The big picture: Companies typically manage hundreds of applications across their systems and networks, including internal messaging apps, email services, HR tools and more.

• Each of those applications requires different identity management configurations — such as multifactor authentication — to keep hackers from meddling with it to gain access to the company.
• "The organizational application was written by someone: It could be a vendor, it could be homegrown, it could be a lot of things," Orchid CEO and co-founder Roy Katmor told Axios. "There is no standard to writing an application."
• Retrofitting a standard security solution to each of those uniquely written applications just doesn't work, Katmor added.

Zoom in: Orchid asks large language models to automatically identify the security requirements for each of its customers' internal applications and what an organization needs to do to better secure each product.

• Orchid also measures this progress against the data-protection regulatory requirements that its customers may also need to follow.

The intrigue: Orchid is already working with Costco, Repsol and other Fortune 500 companies to secure their large enterprises.

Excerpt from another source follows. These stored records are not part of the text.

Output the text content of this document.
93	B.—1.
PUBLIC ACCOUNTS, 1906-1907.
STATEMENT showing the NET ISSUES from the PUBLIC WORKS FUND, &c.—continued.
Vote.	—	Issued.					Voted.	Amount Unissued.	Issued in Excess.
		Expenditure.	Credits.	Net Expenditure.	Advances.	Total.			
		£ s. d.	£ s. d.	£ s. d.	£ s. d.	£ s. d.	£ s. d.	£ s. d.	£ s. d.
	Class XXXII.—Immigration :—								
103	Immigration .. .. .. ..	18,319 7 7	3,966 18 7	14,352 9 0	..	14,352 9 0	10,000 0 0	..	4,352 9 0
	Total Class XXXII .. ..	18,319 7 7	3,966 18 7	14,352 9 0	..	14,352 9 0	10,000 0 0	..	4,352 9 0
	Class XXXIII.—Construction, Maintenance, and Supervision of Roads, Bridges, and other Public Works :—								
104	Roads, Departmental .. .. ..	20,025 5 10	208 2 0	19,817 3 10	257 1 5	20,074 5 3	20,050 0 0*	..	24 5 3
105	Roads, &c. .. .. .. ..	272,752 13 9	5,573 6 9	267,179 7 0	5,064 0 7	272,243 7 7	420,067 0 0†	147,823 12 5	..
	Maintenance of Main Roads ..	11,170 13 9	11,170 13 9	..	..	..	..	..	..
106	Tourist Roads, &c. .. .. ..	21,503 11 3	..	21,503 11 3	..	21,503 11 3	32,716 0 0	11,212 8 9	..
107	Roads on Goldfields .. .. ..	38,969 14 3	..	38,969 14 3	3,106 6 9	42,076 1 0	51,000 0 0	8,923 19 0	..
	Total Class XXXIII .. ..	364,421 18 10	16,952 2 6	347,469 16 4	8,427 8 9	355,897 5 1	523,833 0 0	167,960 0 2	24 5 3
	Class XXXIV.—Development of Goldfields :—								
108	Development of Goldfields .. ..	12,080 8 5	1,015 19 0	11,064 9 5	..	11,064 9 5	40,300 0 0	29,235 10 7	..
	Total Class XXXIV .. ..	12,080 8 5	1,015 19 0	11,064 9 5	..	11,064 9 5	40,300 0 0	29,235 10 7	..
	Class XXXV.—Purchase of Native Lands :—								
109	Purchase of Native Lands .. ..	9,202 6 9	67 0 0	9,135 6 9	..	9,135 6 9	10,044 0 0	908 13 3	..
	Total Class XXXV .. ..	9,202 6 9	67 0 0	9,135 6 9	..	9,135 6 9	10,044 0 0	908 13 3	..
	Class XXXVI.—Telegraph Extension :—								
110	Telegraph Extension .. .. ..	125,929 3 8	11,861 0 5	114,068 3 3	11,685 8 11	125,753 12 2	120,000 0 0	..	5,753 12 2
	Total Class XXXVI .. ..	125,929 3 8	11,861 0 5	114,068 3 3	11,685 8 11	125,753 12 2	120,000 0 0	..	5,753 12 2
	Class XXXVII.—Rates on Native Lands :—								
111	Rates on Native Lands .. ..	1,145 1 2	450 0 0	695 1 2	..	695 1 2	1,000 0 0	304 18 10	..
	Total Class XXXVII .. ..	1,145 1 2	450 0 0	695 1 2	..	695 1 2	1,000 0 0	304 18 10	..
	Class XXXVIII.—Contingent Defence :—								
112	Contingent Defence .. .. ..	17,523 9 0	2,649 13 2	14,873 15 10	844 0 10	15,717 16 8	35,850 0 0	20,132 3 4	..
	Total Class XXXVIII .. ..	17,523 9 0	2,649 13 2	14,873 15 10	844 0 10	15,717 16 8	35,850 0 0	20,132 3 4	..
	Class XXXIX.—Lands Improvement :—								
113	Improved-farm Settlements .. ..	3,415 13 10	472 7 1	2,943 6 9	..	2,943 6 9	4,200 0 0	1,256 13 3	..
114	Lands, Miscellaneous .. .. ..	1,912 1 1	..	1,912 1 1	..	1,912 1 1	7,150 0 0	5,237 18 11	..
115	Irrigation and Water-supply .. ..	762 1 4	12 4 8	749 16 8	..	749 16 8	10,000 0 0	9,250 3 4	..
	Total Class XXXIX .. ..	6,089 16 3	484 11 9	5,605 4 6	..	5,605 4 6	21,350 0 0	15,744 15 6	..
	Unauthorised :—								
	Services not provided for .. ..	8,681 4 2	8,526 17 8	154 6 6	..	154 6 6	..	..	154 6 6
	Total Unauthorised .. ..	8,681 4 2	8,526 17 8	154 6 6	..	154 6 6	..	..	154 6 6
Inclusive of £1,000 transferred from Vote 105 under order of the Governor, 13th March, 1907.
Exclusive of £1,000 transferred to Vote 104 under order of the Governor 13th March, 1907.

What's next: Orchid is planning to use the new funding to both build out its product and hire 20 new people by the end of the year, Katmor told Axios.

• Many of those hires will be in sales as the company focuses on building out its North American and European customer base.

@ D.C.

🚨 The Biden administration is weighing new sanctions on a Chinese cybersecurity firm that it claims hacked U.S. telcos at the direction of Beijing. (Washington Post)

🏥 Hospitals and health care providers say the Biden administration's overhaul of a touchstone health privacy law is unworkable and too expensive to follow. (Axios)

📲 Here's what will likely happen to TikTok in the U.S. on Sunday, unless the Supreme Court pauses a forthcoming ban. (Axios)

@ Industry

💰 Chainalysis has acquired AI-agent security startup Alterya, reportedly for $150 million. (Business Insider)

👀 Tech industry players are hopeful that the incoming Trump administration will make changes to new export controls unveiled yesterday targeting advanced AI chips and models. (Axios Pro)

@ Hackers and hacks

📚 Parents, students and teachers whose data was exposed in the recent PowerSchool breach have little recourse to protect themselves from identity theft. (Axios)

🔍 Microsoft is investigating a multifactor authentication outage that's keeping customers from accessing their Microsoft 365 Office apps. (BleepingComputer)

👀 The December ransomware attack against Rhode Island's social services agency affected data tied to 657,000 individuals. (Cybersecurity Dive)

🐈‍⬛ Currently obsessed with this local news story about a New Hampshire cat who was missing for eight months and was then found 700 miles away in ... Michigan!